Xi'an Institute of Optics and Precision Mechanics, Chinese Academy of Sciences

Salient Object Detection Makes the Computer Vision Smarter

Data：17-12-2020 | 【 A A A 】 | 【Print】【Close】

Salient object detection aims at simulating the visual characteristics of human beings and extracts the most attractive regions from images or videos. The content in these saliency areas is what we call salient objects.

Recently, deep learning methods based on Convolutional Neural Network (CNN) have successfully broken through the limitations of conventional methods due to their powerful feature extraction capabilities. They have been widely used in the field of computer vision and have even been successfully used for salient object detection.

A research team leading by Prof. DONG Yongsheng from Xi'an Institute of Optics and Precision Mechanics (XIOPM) of the Chinese Academy of Sciences (CAS) proposed a novel edge information-guided hierarchical feature fusion network to accomplish accurate salient object detection.

The proposed method employs the deep learning method to set up the salient detection strategy. First, the low-level edge information is utilized to guide saliency map generation. Then, a one-to-one hierarchical supervision strategy is adopted to generate high-level semantic information and low-level edge information. Finally, the hierarchical feature information is fused to accomplish the accurate salient object detection. The results were published in IEEE TRANSACTIONS ON IMAGE PROCESSING.

Fig.1 Visual comparisons of ablation studies between the state-of-the-art methods. (Image by XIOPM)

The visual comparisons of ablation studies are shown in fig.1. VGG means only use the VGG backbone, Traditional Fusion means use the commonly used VGG multi-layer feature fusion method, Hierarchical Fusion means proposed VGG network layered fusion method without edge supervision, our proposed HFFNet means add Laplacian edge constraints to low-level information based on proposed hierarchical feature fusion.

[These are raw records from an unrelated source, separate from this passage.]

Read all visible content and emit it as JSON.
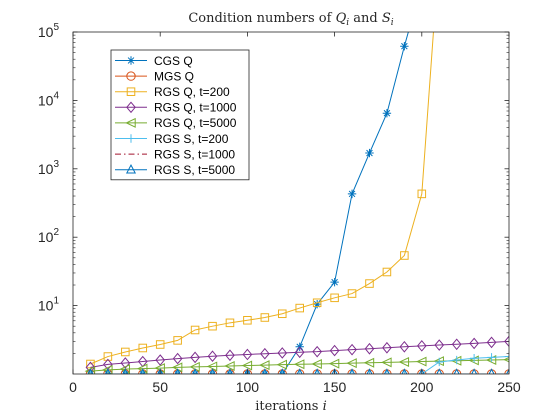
{
  "chart_data": {
    "type": "line",
    "title": "Condition numbers of Q_i and S_i",
    "title_parts": [
      "Condition numbers of ",
      "Q",
      "i",
      " and ",
      "S",
      "i"
    ],
    "xlabel": "iterations i",
    "xlabel_parts": [
      "iterations ",
      "i"
    ],
    "ylabel": "",
    "yscale": "log",
    "xlim": [
      0,
      250
    ],
    "ylim": [
      1,
      100000
    ],
    "x_ticks": [
      0,
      50,
      100,
      150,
      200,
      250
    ],
    "x_tick_labels": [
      "0",
      "50",
      "100",
      "150",
      "200",
      "250"
    ],
    "y_ticks": [
      10,
      100,
      1000,
      10000,
      100000
    ],
    "y_tick_labels": [
      {
        "base": "10",
        "exp": "1"
      },
      {
        "base": "10",
        "exp": "2"
      },
      {
        "base": "10",
        "exp": "3"
      },
      {
        "base": "10",
        "exp": "4"
      },
      {
        "base": "10",
        "exp": "5"
      }
    ],
    "grid": false,
    "legend_position": "top-left",
    "x": [
      10,
      20,
      30,
      40,
      50,
      60,
      70,
      80,
      90,
      100,
      110,
      120,
      130,
      140,
      150,
      160,
      170,
      180,
      190,
      200,
      210,
      220,
      230,
      240,
      250
    ],
    "series": [
      {
        "name": "CGS Q",
        "color": "#0072BD",
        "marker": "asterisk",
        "dash": "",
        "values": [
          1.0,
          1.0,
          1.0,
          1.0,
          1.0,
          1.0,
          1.0,
          1.0,
          1.0,
          1.0,
          1.0,
          1.0,
          2.5,
          10.5,
          22,
          430,
          1700,
          6500,
          62000,
          500000,
          null,
          null,
          null,
          null,
          null
        ]
      },
      {
        "name": "MGS Q",
        "color": "#D95319",
        "marker": "circle",
        "dash": "",
        "values": [
          1.0,
          1.0,
          1.0,
          1.0,
          1.0,
          1.0,
          1.0,
          1.0,
          1.0,
          1.0,
          1.0,
          1.0,
          1.0,
          1.0,
          1.0,
          1.0,
          1.0,
          1.0,
          1.0,
          1.0,
          1.0,
          1.0,
          1.0,
          1.0,
          1.0
        ]
      },
      {
        "name": "RGS Q, t=200",
        "color": "#EDB120",
        "marker": "square",
        "dash": "",
        "values": [
          1.4,
          1.8,
          2.1,
          2.4,
          2.7,
          3.1,
          4.4,
          5.0,
          5.6,
          6.1,
          6.7,
          7.6,
          9.2,
          11,
          13,
          15,
          21,
          31,
          54,
          430,
          1500000,
          null,
          null,
          null,
          null
        ]
      },
      {
        "name": "RGS Q, t=1000",
        "color": "#7E2F8E",
        "marker": "diamond",
        "dash": "",
        "values": [
          1.25,
          1.38,
          1.45,
          1.52,
          1.6,
          1.68,
          1.75,
          1.82,
          1.88,
          1.93,
          1.98,
          2.03,
          2.08,
          2.12,
          2.2,
          2.27,
          2.34,
          2.42,
          2.5,
          2.58,
          2.65,
          2.72,
          2.8,
          2.9,
          3.0
        ]
      },
      {
        "name": "RGS Q, t=5000",
        "color": "#77AC30",
        "marker": "triangle-left",
        "dash": "",
        "values": [
          1.1,
          1.15,
          1.18,
          1.2,
          1.22,
          1.25,
          1.27,
          1.29,
          1.31,
          1.33,
          1.35,
          1.37,
          1.39,
          1.4,
          1.42,
          1.44,
          1.46,
          1.48,
          1.5,
          1.52,
          1.54,
          1.56,
          1.58,
          1.6,
          1.62
        ]
      },
      {
        "name": "RGS S, t=200",
        "color": "#4DBEEE",
        "marker": "plus",
        "dash": "",
        "values": [
          1.0,
          1.0,
          1.0,
          1.0,
          1.0,
          1.0,
          1.0,
          1.0,
          1.0,
          1.0,
          1.0,
          1.0,
          1.0,
          1.0,
          1.0,
          1.0,
          1.0,
          1.0,
          1.0,
          1.0,
          1.5,
          1.6,
          1.7,
          1.75,
          1.8
        ]
      },
      {
        "name": "RGS S, t=1000",
        "color": "#A2142F",
        "marker": "none",
        "dash": "6,3,1.5,3",
        "values": [
          1.0,
          1.0,
          1.0,
          1.0,
          1.0,
          1.0,
          1.0,
          1.0,
          1.0,
          1.0,
          1.0,
          1.0,
          1.0,
          1.0,
          1.0,
          1.0,
          1.0,
          1.0,
          1.0,
          1.0,
          1.0,
          1.0,
          1.0,
          1.0,
          1.0
        ]
      },
      {
        "name": "RGS S, t=5000",
        "color": "#0072BD",
        "marker": "triangle-up",
        "dash": "",
        "values": [
          1.0,
          1.0,
          1.0,
          1.0,
          1.0,
          1.0,
          1.0,
          1.0,
          1.0,
          1.0,
          1.0,
          1.0,
          1.0,
          1.0,
          1.0,
          1.0,
          1.0,
          1.0,
          1.0,
          1.0,
          1.0,
          1.0,
          1.0,
          1.0,
          1.0
        ]
      }
    ]
  }
}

Since saliency detection is a relatively basic task that can increase computational efficiency, it has played an important role in many fields of computer vision, such as foreground extraction, visual tracking, scene classification, semantic segmentation, video summarization, and image retrieval. Over the years, researchers pay more attention to this researching field due to the explosion of artificial intelligence.